MDANSE expects trajectories to be in NetCDF format and follow the conventions of Molecular Modelling ToolKit (MMTK). Trajectories that have not been produced with MMTK or MMTK-based programs must be converted to MMTK format before they can be analysed with MDANSE. This conversion is necessary because no other common trajectory format permits efficient access both to conformations at a given time and to one-atom trajectories for all times. In addition to providing such an access, the NetCDF format has several advantages that make it particularly suitable for archiving trajectories:

  • compact files (binary storage)

  • machine-independent format

  • fully self-contained, complete information about the system is stored in the trajectory file.

The conversion of the trajectories from different formats to the MMTK format can be made directly via the MDANSE GUI, and specifically the Trajectory Converters.

MMTK NetCDF files work, however, not just as input files; they are at the centre of MDANSE. The result of an Analysis is, by default, written into an MMTK NetCDF file, which can then be once again used as an input file. The 2D/3D Plotter, the inbuilt tool for graph visualisation, only works with MMTK NetCDF files.

6.2. HDF5 file format

HDF is a set of file formats designed to store and organise large amounts of data. The project is maintained by The HDF Group [Ref7], a non-profit corporation, who ensure its continued development and accessibility. The associated libraries and tools are available under a liberal license for general use.

HDF5 is the latest version, and its use is widespread; even the version 4 of the NetCDF format is built on top of HDF5. It is organised hierarchically like a file system and uses POSIX-like syntax. The data is stored in datasets, n-dimensional arrays, which are grouped in groups, file-like objects. Either can then be modified with metadata by adding attributes.

It is a goal to replace NetCDF with HDF5 as the main storage format, and therefore MDANSE supports HDF5 output for Analysis and input for plotters.

6.3. DAT file format

When performing an Analysis, a binary output format is selected by default, but it is possible to change it to ASCII, which indicates a text file output. If the ASCII option is selected, a tarball is generated. Inside are multiple files which together contain the results of the analysis. Firstly, there is a text file, jobinfo.txt, which contains the options that were selected when performing the analysis.

Secondly, there is a DAT file for each variable generated by the analysis. Each file is named after the variable it contains, and this name is identical to the name that would appear in 2D/3D Plotter if the equivalent NetCDF file were loaded in.
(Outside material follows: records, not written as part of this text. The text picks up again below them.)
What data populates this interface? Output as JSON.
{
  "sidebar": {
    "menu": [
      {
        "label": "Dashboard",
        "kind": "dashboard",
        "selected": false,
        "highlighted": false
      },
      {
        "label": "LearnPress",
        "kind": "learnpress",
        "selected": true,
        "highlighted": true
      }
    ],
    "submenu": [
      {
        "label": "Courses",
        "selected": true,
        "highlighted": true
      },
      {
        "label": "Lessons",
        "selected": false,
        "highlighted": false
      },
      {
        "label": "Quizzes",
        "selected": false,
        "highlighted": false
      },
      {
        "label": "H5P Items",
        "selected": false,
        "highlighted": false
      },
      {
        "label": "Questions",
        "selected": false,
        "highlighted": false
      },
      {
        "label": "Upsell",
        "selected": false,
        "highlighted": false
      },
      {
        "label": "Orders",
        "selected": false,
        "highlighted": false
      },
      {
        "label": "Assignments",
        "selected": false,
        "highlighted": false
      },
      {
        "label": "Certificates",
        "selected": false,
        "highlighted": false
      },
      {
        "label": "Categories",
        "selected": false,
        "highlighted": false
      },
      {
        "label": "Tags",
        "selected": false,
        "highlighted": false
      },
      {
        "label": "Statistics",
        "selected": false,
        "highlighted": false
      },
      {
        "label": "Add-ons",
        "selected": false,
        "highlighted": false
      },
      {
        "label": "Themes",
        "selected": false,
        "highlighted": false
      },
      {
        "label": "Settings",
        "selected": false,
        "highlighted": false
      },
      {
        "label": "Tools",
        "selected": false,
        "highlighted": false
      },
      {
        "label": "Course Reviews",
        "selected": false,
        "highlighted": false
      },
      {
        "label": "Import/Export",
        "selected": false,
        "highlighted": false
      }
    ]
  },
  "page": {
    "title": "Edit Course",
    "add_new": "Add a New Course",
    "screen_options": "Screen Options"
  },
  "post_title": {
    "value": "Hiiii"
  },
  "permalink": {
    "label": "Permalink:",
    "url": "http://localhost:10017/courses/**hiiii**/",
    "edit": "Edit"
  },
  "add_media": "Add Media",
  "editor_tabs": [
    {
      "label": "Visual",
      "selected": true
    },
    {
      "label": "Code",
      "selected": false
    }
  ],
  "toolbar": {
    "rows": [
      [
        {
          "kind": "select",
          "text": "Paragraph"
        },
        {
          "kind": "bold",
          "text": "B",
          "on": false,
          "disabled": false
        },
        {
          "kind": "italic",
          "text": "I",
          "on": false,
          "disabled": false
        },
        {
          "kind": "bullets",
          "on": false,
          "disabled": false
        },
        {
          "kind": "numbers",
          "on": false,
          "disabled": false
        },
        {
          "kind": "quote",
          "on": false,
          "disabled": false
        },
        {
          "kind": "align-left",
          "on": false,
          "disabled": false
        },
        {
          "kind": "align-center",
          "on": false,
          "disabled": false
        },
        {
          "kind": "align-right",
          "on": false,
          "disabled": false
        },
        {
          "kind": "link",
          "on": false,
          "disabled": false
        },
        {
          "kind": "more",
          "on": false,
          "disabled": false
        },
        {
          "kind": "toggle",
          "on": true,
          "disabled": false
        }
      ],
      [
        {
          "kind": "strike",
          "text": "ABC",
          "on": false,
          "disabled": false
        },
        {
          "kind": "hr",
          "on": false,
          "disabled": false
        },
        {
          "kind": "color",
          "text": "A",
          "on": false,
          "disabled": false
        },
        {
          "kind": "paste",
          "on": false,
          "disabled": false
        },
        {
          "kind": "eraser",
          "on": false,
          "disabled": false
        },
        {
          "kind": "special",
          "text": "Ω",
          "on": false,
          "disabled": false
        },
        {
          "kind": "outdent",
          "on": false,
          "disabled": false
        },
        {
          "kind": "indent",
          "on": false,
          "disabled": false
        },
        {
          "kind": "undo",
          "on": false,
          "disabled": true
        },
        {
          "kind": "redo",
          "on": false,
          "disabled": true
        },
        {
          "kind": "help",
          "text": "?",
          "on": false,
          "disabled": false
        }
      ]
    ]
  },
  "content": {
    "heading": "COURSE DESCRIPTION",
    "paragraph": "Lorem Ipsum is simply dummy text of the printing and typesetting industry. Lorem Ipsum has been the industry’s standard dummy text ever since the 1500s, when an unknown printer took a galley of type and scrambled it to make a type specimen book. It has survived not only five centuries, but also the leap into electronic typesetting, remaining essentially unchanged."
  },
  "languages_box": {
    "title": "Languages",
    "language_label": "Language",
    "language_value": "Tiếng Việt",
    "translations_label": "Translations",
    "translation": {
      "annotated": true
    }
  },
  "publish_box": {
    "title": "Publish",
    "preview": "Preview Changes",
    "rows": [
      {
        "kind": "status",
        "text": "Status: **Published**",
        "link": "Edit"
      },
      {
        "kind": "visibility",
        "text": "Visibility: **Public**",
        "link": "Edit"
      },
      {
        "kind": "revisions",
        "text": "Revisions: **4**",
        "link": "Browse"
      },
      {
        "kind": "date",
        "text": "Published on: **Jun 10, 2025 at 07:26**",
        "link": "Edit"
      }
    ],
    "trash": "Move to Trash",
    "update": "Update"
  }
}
Each file begins with a couple commented line describing the variable:

  • variable name

  • type of plot (this represents the dimensions of plot)

  • which variable is on the x-axis if the variable in this DAT file were to be plotted on the y-axis

  • Units in which the data is written

  • the length of the trajectory (indicated as slice:[length])

After that is a list of numbers representing the variable as described.

6.4. MDANSE scripts

These files are python scripts that, when run, perform a given analysis with all the options set the way they were when this script was created. It can be run like any other script, you only have to make sure you use the python interpreter that comes with MDANSE. For more information about MDANSE python, read Using MDANSE Command Line Interface.